Na pochwały zasługuje też trzecia w tabeli Jagiellonia Białystok, czy szóste Zagłębie Lubin. Widzew to średniak.
Bilans łódzkiej drużyny to 4 zwycięstwa, 2 remisy oraz 5 porażek. Ma 14 punktów. Gole 14-16. A jak było rok temu? Widzew był piąty i miał 17 punktów. Zespół Niedźwiedzia wygrał 5 meczów, 2 zremisował i 4 przegrał. Gole 14-10. Lepsza była więc defensywa. Ale różnica nie jest duża – to tylko 3 punkty!
Do końca tegorocznych gier zostało jeszcze osiem meczów, z czego dwa to już rewanże. Zespół Myśliwca zagra jeszcze z Ruchem Chorzów, Rakowem Częstochowa, Wartą Poznań, Zagłębiem Lubin, Lechem Poznań, Radomiakiem oraz Puszczą Niepołomice, Pogonią Szczecin i Jagiellonią Białystok.
W tej chwili Widzew jest średniakiem, ale nic nie stoi na przeszkodzie, by zimę spędził jako czołowa drużyna ligi, tak jak było to w poprzednim sezonie. I dobrze by było zdobyć jak najwięcej punktów zważywszy na to, jakie były ostatnie wiosny.
Warto jeszcze sprawdzić, jak wyglądała sytuacja na dole tabeli po 11. kolejkach. Rok temu najsłabsze były Miedź Legnica (6 punktów) oraz Lechia Gdańsk (8). I obie drużyny spadły. Wyżej były Korona Kielce i Piast Gliwice (11), ale one się uratowały. Trzecim spadkowiczem została Wisła Płock, która wtedy była rewelację ligi. Długo była liderem, a po 11 meczach zajmowała wysokie czwarte miejsce z 20 punktami.

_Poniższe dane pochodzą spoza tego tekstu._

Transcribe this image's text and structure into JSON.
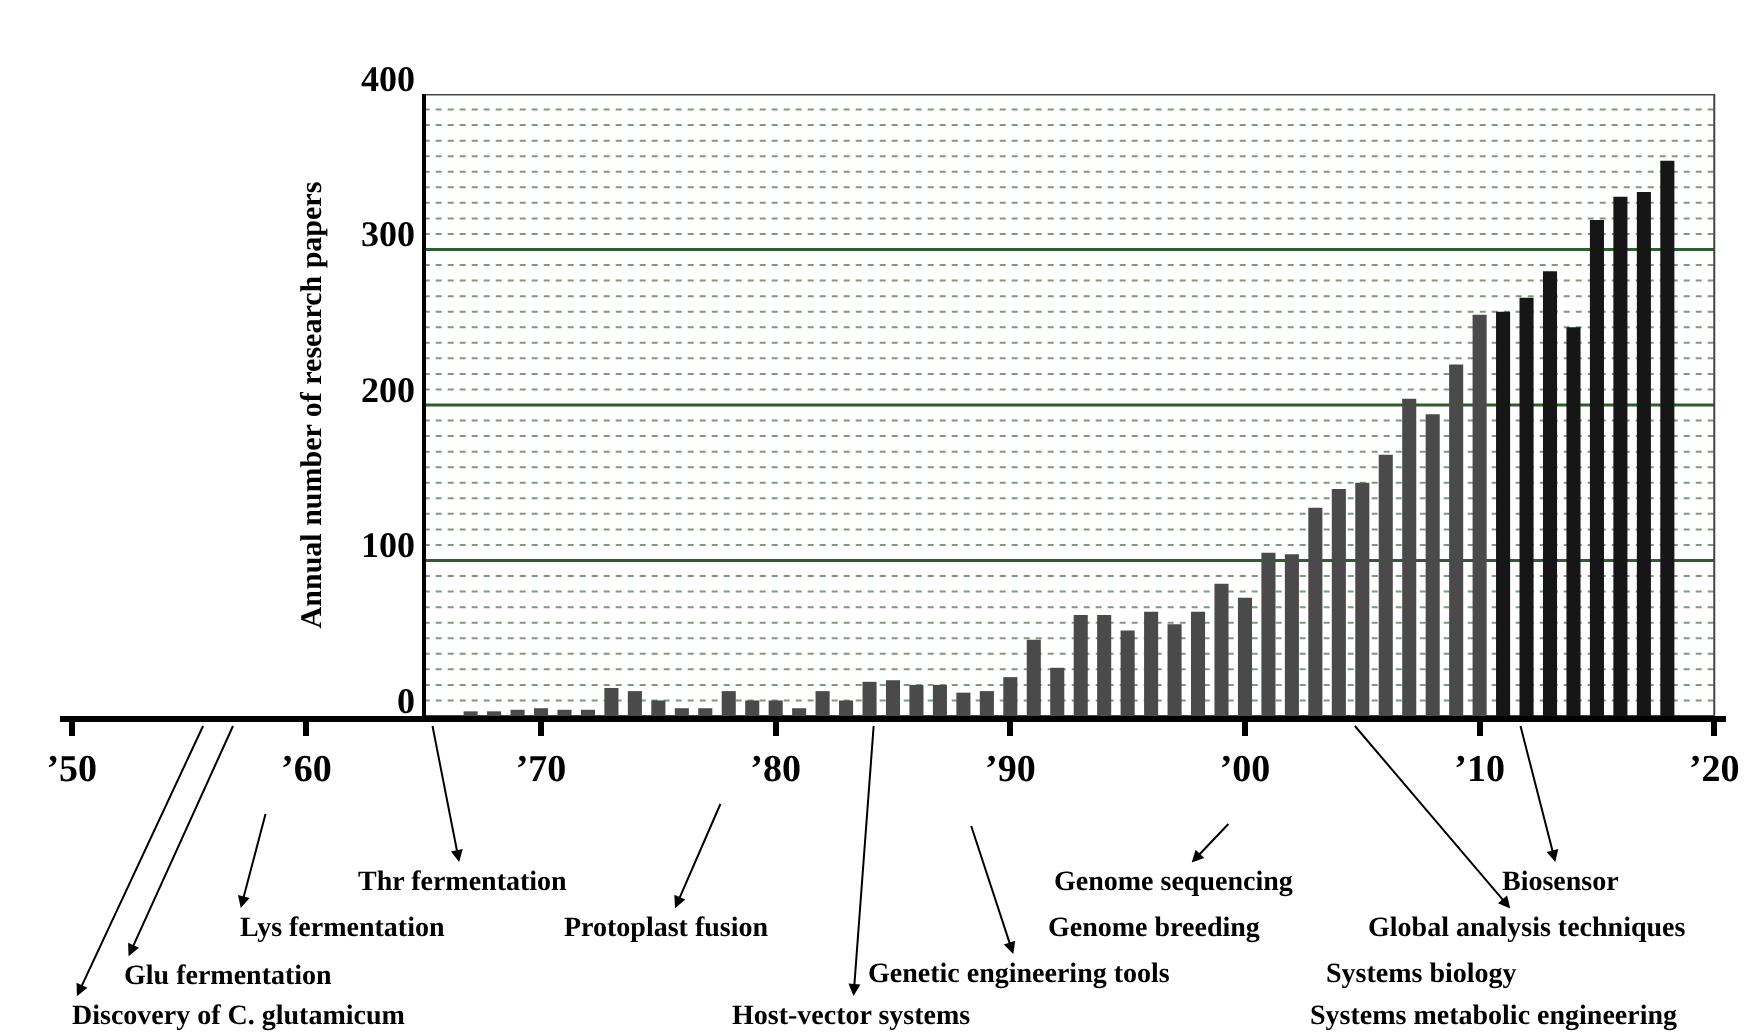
{
  "chart_data": {
    "type": "bar",
    "ylabel": "Annual number of research papers",
    "x": [
      1967,
      1968,
      1969,
      1970,
      1971,
      1972,
      1973,
      1974,
      1975,
      1976,
      1977,
      1978,
      1979,
      1980,
      1981,
      1982,
      1983,
      1984,
      1985,
      1986,
      1987,
      1988,
      1989,
      1990,
      1991,
      1992,
      1993,
      1994,
      1995,
      1996,
      1997,
      1998,
      1999,
      2000,
      2001,
      2002,
      2003,
      2004,
      2005,
      2006,
      2007,
      2008,
      2009,
      2010,
      2011,
      2012,
      2013,
      2014,
      2015,
      2016,
      2017,
      2018
    ],
    "values": [
      3,
      3,
      4,
      5,
      4,
      4,
      18,
      16,
      10,
      5,
      5,
      16,
      10,
      10,
      5,
      16,
      10,
      22,
      23,
      20,
      20,
      15,
      16,
      25,
      49,
      31,
      65,
      65,
      55,
      67,
      59,
      67,
      85,
      76,
      105,
      104,
      134,
      146,
      150,
      168,
      204,
      194,
      226,
      258,
      260,
      269,
      286,
      250,
      319,
      334,
      337,
      357
    ],
    "colors": [
      "#4a4a4a",
      "#4a4a4a",
      "#4a4a4a",
      "#4a4a4a",
      "#4a4a4a",
      "#4a4a4a",
      "#4a4a4a",
      "#4a4a4a",
      "#4a4a4a",
      "#4a4a4a",
      "#4a4a4a",
      "#4a4a4a",
      "#4a4a4a",
      "#4a4a4a",
      "#4a4a4a",
      "#4a4a4a",
      "#4a4a4a",
      "#4a4a4a",
      "#4a4a4a",
      "#4a4a4a",
      "#4a4a4a",
      "#4a4a4a",
      "#4a4a4a",
      "#4a4a4a",
      "#4a4a4a",
      "#4a4a4a",
      "#4a4a4a",
      "#4a4a4a",
      "#4a4a4a",
      "#4a4a4a",
      "#4a4a4a",
      "#4a4a4a",
      "#4a4a4a",
      "#4a4a4a",
      "#4a4a4a",
      "#4a4a4a",
      "#4a4a4a",
      "#4a4a4a",
      "#4a4a4a",
      "#4a4a4a",
      "#4a4a4a",
      "#4a4a4a",
      "#4a4a4a",
      "#4a4a4a",
      "#161616",
      "#161616",
      "#161616",
      "#161616",
      "#161616",
      "#161616",
      "#161616",
      "#161616"
    ],
    "xlim": [
      1949.5,
      2020.5
    ],
    "xticks": [
      {
        "value": 1950,
        "label": "’50"
      },
      {
        "value": 1960,
        "label": "’60"
      },
      {
        "value": 1970,
        "label": "’70"
      },
      {
        "value": 1980,
        "label": "’80"
      },
      {
        "value": 1990,
        "label": "’90"
      },
      {
        "value": 2000,
        "label": "’00"
      },
      {
        "value": 2010,
        "label": "’10"
      },
      {
        "value": 2020,
        "label": "’20"
      }
    ],
    "ylim": [
      0,
      400
    ],
    "yticks": [
      0,
      {
        "value": 10,
        "label": null
      },
      {
        "value": 20,
        "label": null
      },
      {
        "value": 30,
        "label": null
      },
      {
        "value": 40,
        "label": null
      },
      {
        "value": 50,
        "label": null
      },
      {
        "value": 60,
        "label": null
      },
      {
        "value": 70,
        "label": null
      },
      {
        "value": 80,
        "label": null
      },
      {
        "value": 90,
        "label": null
      },
      100,
      {
        "value": 110,
        "label": null
      },
      {
        "value": 120,
        "label": null
      },
      {
        "value": 130,
        "label": null
      },
      {
        "value": 140,
        "label": null
      },
      {
        "value": 150,
        "label": null
      },
      {
        "value": 160,
        "label": null
      },
      {
        "value": 170,
        "label": null
      },
      {
        "value": 180,
        "label": null
      },
      {
        "value": 190,
        "label": null
      },
      200,
      {
        "value": 210,
        "label": null
      },
      {
        "value": 220,
        "label": null
      },
      {
        "value": 230,
        "label": null
      },
      {
        "value": 240,
        "label": null
      },
      {
        "value": 250,
        "label": null
      },
      {
        "value": 260,
        "label": null
      },
      {
        "value": 270,
        "label": null
      },
      {
        "value": 280,
        "label": null
      },
      {
        "value": 290,
        "label": null
      },
      300,
      {
        "value": 310,
        "label": null
      },
      {
        "value": 320,
        "label": null
      },
      {
        "value": 330,
        "label": null
      },
      {
        "value": 340,
        "label": null
      },
      {
        "value": 350,
        "label": null
      },
      {
        "value": 360,
        "label": null
      },
      {
        "value": 370,
        "label": null
      },
      {
        "value": 380,
        "label": null
      },
      {
        "value": 390,
        "label": null
      },
      400
    ],
    "grid": "y",
    "annotations": [
      "Discovery of C. glutamicum",
      "Glu fermentation",
      "Lys fermentation",
      "Thr fermentation",
      "Protoplast fusion",
      "Host-vector systems",
      "Genetic engineering tools",
      "Genome sequencing",
      "Genome breeding",
      "Biosensor",
      "Global analysis techniques",
      "Systems biology",
      "Systems metabolic engineering"
    ]
  }
}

To pokazuje, że nikt nie może czuć się bezpieczny. Nadzieję na pozostanie wśród najlepszych mogą też oczywiście wciąż mieć ostatnie zespoły w tabeli. Obecnie to ŁKS i Ruch Chorzów (po 7) oraz Puszcza (9). Beniaminkowie muszą się jednak wziąć do roboty i zacząć punktować. Miedź i Lechia się nie podniosły, więc pewnie których z nich będzie spadkowiczem na koniec maja.